German-American psychoanalyst and one of the first systematic critics of Freud from within the psychoanalytic movement itself. Horney trained in Berlin in the 1910s and 1920s, was among the early members of the Berlin Psychoanalytic Institute, and emigrated to the United States in 1932 — first to Chicago and then, decisively, to New York, where she became a central figure in the Americanization of psychoanalysis along cultural and interpersonal lines.

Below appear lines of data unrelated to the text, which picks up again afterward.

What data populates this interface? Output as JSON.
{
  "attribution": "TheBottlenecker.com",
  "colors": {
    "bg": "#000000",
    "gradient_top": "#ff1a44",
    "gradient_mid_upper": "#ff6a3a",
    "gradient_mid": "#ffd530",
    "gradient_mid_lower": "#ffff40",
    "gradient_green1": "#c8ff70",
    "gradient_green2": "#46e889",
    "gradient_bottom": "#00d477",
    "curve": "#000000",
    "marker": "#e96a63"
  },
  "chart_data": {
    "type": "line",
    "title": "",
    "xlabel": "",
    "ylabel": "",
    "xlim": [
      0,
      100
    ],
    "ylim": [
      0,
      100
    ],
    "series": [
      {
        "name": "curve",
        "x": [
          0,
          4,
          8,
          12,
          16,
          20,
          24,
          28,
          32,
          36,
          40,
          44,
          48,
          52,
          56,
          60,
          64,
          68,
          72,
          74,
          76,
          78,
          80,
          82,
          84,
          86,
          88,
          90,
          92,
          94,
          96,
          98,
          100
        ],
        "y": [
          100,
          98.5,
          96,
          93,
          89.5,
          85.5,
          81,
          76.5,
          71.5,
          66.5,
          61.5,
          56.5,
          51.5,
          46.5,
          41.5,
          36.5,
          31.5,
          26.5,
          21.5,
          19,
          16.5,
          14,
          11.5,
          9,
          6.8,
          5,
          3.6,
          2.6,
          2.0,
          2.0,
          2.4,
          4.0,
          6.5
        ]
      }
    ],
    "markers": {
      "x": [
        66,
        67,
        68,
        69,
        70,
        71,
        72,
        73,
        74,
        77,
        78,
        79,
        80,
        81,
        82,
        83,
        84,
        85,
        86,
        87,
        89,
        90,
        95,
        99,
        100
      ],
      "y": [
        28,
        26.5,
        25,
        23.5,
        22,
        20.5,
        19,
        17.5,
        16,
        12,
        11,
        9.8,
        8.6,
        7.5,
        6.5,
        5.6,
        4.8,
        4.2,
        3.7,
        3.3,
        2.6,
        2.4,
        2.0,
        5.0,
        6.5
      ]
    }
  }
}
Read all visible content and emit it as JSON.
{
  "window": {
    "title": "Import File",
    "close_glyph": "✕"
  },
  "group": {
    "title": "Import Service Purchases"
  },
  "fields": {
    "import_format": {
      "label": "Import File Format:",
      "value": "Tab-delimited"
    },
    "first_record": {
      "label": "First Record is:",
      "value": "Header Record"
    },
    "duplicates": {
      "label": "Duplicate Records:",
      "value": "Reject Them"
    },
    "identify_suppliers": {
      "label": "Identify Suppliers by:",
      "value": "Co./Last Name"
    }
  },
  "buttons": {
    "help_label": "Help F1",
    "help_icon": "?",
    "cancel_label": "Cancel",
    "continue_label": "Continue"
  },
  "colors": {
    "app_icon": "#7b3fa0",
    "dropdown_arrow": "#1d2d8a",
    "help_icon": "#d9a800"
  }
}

Her earliest break with orthodoxy concerned the psychology of women. In a series of papers written between 1923 and 1935 — later collected as Feminine Psychology (1967) — Horney challenged Freud's account of female development as constitutively deficient, arguing that what Freud read as biological "penis envy" was in most cases a reaction to social powerlessness, and introducing the complementary concept of male "womb envy" to expose the one-sidedness of the Freudian frame. The papers are among the first serious psychoanalytic contributions to what would later be called feminist theory.
Her mature theoretical work is The Neurotic Personality of Our Time (1937) and Neurosis and Human Growth (1950). Horney replaced the libidinal drive with basic anxiety — the child's felt insecurity in a potentially hostile world — and charted the three characteristic "neurotic trends" by which people cope: moving toward people (compliance), against people (aggression), and away from people (detachment). In the mature work she added her most original concept, the idealized self: the omnipotent, flawless self-image the neurotic constructs to escape the tension between real self and anxious situation, and to whose impossible demands (the "tyranny of the should") the person then becomes enslaved.
Horney was, with Harry Stack Sullivan, Erich Fromm, and Clara Thompson, one of the founders of the William Alanson White Institute — the American center of cultural and interpersonal psychoanalysis — and, later, of the American Institute for Psychoanalysis and the American Journal of Psychoanalysis. Her work prefigured much of later humanistic psychology and a good deal of object-relations theory without being formally part of either school.
Horney is on the graph because her revision of Freud's account of female psychology — against the "penis envy" doctrine, toward a socially shaped account of neurosis — opened the space in psychoanalysis that later feminist theorists occupied.